What exactly is going on with the BBC’s weather service?

Its been over a year now since MeteoGroup won the bidding process to take over the running of the Weather forecast on BBC radio and television. In August 2016, Nigel Charters, a project director at the BBC promised that these services would ‘hit your screens, from mobile to television, in Spring next year’ (fig 1). Well, Spring has gone, and so has summer, and now we’re in ‘meteorological’ Autumn, but we are still stuck with the same old BBC graphics, and not the state-of-the-art graphics system as promised by MeteoGroup, and as far as I can see we are still using forecast model data supplied by the Met Office.

Figure 1 – Courtesy of the BBC

So what’s gone wrong?

It’s impossible to say with any certainty, because the BBC and MeteoGroup are both keeping schtum about:-

  • What the new graphics will look like.
  • When the new graphics will start.
  • Who exactly will provide the ‘multiple sources of meteorological data’ (see (2) in fig 1).

If you take a look at the MeteoGroup website they have remained tight-lipped about the whole subject since the news that they had been awarded the contract (fig 2).
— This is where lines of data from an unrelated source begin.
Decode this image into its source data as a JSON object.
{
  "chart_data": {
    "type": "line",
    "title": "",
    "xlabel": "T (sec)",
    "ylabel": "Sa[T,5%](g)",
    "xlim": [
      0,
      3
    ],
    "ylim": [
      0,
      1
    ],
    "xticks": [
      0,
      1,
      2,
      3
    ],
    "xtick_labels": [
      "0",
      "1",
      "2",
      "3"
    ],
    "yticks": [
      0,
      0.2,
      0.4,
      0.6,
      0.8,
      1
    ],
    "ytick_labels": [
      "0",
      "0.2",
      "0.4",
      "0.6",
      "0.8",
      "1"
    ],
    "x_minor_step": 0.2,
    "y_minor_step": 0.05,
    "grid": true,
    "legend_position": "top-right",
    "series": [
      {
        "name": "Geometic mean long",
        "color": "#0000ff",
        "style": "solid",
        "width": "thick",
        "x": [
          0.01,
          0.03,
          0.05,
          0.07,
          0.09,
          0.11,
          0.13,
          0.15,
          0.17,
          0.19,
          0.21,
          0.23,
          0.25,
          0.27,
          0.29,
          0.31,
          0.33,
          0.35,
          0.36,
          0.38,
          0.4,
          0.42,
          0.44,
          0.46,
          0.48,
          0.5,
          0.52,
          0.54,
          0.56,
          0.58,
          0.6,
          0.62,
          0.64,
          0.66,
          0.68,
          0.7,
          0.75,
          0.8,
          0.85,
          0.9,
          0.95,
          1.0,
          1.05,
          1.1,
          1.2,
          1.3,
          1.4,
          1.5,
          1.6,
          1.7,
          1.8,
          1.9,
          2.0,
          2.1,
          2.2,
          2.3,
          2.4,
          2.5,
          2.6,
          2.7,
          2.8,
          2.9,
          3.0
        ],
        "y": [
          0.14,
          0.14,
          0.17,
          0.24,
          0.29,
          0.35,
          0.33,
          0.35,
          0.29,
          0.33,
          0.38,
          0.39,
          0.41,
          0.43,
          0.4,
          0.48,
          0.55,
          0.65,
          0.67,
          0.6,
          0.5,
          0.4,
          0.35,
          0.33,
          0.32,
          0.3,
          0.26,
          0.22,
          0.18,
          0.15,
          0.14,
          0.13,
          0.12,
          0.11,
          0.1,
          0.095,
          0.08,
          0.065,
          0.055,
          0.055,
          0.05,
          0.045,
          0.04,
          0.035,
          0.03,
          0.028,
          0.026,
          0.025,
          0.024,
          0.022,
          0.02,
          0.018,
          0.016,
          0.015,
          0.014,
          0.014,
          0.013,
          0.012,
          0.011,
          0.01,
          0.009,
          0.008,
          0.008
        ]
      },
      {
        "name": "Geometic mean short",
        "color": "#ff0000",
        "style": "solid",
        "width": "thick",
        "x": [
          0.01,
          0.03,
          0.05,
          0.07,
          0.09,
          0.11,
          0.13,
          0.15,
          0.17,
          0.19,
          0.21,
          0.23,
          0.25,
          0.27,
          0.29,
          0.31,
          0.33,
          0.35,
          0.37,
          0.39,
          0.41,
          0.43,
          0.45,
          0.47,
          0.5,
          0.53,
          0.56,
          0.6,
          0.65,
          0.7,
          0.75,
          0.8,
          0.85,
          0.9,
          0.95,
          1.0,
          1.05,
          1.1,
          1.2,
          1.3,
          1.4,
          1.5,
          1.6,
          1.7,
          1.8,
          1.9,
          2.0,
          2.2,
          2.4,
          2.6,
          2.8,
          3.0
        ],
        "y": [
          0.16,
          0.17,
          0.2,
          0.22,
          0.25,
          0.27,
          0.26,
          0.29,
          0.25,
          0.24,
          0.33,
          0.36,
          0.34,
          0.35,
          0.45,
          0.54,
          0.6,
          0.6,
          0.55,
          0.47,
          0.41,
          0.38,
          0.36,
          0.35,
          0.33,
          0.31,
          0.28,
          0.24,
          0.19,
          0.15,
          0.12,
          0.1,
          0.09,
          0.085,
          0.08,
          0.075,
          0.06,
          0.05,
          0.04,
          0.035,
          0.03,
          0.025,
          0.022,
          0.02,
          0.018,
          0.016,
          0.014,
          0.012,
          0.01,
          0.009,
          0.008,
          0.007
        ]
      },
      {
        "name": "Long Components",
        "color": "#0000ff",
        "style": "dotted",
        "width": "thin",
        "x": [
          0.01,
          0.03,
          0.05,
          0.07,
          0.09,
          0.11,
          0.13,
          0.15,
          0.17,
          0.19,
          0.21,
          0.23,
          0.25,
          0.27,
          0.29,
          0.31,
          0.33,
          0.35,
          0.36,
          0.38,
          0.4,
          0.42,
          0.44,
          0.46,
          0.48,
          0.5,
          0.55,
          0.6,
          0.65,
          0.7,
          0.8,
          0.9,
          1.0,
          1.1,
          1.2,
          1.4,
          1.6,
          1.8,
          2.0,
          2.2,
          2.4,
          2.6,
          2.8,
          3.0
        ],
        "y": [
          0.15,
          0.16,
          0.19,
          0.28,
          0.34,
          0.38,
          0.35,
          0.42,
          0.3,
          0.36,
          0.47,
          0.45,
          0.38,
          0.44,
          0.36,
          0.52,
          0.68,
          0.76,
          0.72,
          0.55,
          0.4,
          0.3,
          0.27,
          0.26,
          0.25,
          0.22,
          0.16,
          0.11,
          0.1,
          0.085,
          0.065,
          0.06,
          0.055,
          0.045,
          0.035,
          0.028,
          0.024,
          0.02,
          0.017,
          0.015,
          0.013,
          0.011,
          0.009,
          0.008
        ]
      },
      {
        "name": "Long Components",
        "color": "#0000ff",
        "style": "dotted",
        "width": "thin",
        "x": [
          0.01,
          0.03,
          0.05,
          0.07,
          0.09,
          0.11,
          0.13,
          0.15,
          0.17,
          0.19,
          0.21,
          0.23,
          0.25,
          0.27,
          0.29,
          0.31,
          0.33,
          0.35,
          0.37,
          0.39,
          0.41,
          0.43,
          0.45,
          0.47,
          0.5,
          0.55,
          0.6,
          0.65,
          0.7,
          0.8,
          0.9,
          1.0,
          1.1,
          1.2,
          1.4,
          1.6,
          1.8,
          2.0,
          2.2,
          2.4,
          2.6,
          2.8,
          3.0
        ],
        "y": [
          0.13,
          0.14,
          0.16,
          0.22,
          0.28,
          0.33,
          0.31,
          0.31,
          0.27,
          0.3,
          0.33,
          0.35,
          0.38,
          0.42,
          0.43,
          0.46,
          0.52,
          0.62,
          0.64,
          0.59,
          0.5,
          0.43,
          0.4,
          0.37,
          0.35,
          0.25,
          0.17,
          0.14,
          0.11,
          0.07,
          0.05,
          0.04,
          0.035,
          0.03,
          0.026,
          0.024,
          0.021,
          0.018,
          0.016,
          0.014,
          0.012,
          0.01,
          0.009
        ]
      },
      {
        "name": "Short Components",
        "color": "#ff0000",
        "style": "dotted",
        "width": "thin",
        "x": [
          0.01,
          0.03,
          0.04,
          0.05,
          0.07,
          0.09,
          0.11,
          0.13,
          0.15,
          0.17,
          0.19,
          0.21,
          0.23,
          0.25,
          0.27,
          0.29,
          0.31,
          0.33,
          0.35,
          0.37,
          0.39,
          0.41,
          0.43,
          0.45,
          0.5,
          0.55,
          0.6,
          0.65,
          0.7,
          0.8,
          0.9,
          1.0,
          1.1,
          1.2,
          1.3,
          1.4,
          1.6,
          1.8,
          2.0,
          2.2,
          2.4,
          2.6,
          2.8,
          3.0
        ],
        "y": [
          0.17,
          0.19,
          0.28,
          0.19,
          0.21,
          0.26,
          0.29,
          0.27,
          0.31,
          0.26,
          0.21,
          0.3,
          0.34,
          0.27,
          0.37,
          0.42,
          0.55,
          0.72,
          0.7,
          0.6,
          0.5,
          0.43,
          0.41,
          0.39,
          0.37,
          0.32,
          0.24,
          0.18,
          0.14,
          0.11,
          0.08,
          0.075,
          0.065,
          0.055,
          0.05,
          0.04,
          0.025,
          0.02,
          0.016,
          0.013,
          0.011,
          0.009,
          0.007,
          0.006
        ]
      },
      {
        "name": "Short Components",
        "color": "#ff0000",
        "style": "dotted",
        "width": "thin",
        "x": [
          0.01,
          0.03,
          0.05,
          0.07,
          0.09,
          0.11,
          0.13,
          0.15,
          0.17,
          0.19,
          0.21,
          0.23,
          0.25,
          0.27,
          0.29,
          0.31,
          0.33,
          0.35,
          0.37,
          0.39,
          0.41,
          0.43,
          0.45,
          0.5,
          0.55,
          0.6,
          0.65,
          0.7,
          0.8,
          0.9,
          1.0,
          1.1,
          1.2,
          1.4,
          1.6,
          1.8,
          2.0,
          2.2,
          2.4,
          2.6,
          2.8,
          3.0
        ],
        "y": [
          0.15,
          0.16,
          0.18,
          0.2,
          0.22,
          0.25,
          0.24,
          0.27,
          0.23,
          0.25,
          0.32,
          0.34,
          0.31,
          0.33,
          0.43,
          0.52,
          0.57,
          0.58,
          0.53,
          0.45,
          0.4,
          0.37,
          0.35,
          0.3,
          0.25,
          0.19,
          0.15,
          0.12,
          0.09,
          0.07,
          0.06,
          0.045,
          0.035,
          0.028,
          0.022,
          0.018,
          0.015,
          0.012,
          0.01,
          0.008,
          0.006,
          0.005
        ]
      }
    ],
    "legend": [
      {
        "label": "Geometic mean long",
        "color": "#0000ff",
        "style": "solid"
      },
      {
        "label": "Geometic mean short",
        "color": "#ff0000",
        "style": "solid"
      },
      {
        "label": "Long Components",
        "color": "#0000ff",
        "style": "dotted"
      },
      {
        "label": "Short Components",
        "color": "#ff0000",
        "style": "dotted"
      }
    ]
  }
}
Figure 2 – Courtesy of MeteoGroup

Graphics System

MeteoGroup seem keen to get started with their own graphics system, which I understand is not an in-house solution, but one that they buy in from WeatherscapeXT from MetraWeather in New Zealand, although I am not even 100% certain about that. As far as I know MetraWeather provides the current graphics system that the BBC have been using for the past 10 years or more. If that’s so, I can’t see that the slowness in switching is down to the new graphics system itself, but more likely to do with the sourcing of the model data that it uses, and what exactly the visualisation of that data will look like, in particularly the mapping. I hope that we have seen the end of 3D fly throughs, which pardon the pun, never really took off in my opinion.

Forecast model Data

MeteoGroup promise ‘better weather forecasts and solutions’, which to me is the most interesting feature of this whole debacle. If they are not going to use UKMO data, and as far as I know can’t use the ECMWF model commercially, that would just leave the ubiquitous American GFS model. I suppose it’s not outside the realm of possibility that MeteoGroup could decide to buy in some cut-price model data in a deal with the French or Germans. The strengths of the various models was recently put to the test in the Caribbean, forecasting the tracks of hurricane Harvey and Irma, some models perform much better than others. The GFS is primarily built to serve North America, and unlike the UKMO model is not tweaked for an island in the eastern Atlantic. So what happens in the future if the GFS model fails to deepen a low as markedly as the UKMO model does, and on the strength of which, the Met Office issue Amber alerts for storm force winds?

So has anything actually happened?

Well, I suppose that all the weather presenters are now no longer working for the Met Office but the BBC, and some of the old lags have been replaced by women presenters to balance the male-female ratio. I did write back in April that the takeover was imminent, and I suppose that it has happened. But rather awkwardly both for the BBC and MeteoGroup nothing visually has changed, if anything the Met Office have come out of this rather well even if they did lose the contract, their recent national weather video service that’s produced using their new VisualEyes graphics system, which they push out on their website and over social media is rather good.